Penser ses sols, vaste sujet! Pour commencer, quelques rappels sur le combo gagnant: anticipation, composition et entretien. Concernant la préparation du terrain, avant même de s’interroger sur les qualités d’un sol, il est nécessaire d’organiser le chantier en amont afin de garantir la durabilité du revêtement choisi. En effet, tous les professionnels interrogés s’accordent à dire que la qualité d’un sol dépend aussi bien de sa préparation que de son entretien. Mal anticipé, un sol risque de ne pas répondre au maximum de ses capacités. “Ce qui est important, c’est d’avoir le bon produit, mais il ne faut pas négliger la pose en respectant les modalités d’installation pour la pérennité du produit dans le temps et une configuration optimale. Préparer son sol et intervenir au bon moment demande de l’anticipation mais garantit une satisfaction maximale”, explique Guillaume Derolez, président directeur général de Valinéo. Ce que rappelle également Charlotte Dumas Pivoteau, responsable communication et marketing d’Eco Végétal: “Le sol doit être bien préparé pour qu’il soit durable; c’est un prérequis indispensable. Pour certains produits, décaisser et poser un géotextile avant la pose permet d’avoir un sol durable qu’il n’est pas nécessaire de refaire tous les deux ans.”

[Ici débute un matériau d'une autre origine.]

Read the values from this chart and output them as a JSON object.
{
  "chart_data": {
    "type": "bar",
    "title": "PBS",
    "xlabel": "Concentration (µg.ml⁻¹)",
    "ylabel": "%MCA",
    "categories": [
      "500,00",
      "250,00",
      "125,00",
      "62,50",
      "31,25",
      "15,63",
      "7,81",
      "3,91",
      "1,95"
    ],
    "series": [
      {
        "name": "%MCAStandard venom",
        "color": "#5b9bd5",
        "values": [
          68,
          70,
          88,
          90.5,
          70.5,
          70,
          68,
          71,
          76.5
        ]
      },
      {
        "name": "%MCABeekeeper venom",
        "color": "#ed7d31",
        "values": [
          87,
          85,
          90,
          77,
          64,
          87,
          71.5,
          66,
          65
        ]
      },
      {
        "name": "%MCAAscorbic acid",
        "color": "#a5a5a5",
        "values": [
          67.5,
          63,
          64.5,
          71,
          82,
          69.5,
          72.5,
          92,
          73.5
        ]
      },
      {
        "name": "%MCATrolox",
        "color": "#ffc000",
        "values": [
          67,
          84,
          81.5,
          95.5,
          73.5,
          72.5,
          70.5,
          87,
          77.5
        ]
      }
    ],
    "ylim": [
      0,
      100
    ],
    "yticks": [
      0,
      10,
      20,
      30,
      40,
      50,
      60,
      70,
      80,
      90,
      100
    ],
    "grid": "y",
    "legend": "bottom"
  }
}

Choisir des matériaux de qualité, se renseigner sur la composition et respecter une certaine granulométrie dans le cas d’une aire de travail permettent d’assurer un bon compromis entre stabilité, pouvoir abrasif et humidité. “Un sol de travail idéal est composé de sable, de fibre et d’un peu de paraffine. Un sable bien entretenu avec un bon niveau d’humidité n’exercera pas les mêmes contraintes qu’un sol trop dur ou trop profond, ce qui limitera les risques de blessures. Il faut tout d’abord un sol avec une bonne élasticité – c’est-à-dire une capacité à retrouver sa structure initiale ainsi que sa glissance horizontale –, et une vraie régularité, avec une qualité uniforme sur toute la surface. On considère que les meilleurs sols, ceux qui conservent leur structure le plus longtemps, disposent d’une certaine élasticité. Ils sont moins sujets au problème de perte d’humidité, car l’élasticité d’un sol, soit sa capacité à revenir à la normale, permet de maintenir la couche superficielle à un certain niveau d’humidité”, énonce le docteur Thomas Launois, vétérinaire spécialisé dans le cheval de sport et secrétaire de l’Association vétérinaire équine française (AVEF).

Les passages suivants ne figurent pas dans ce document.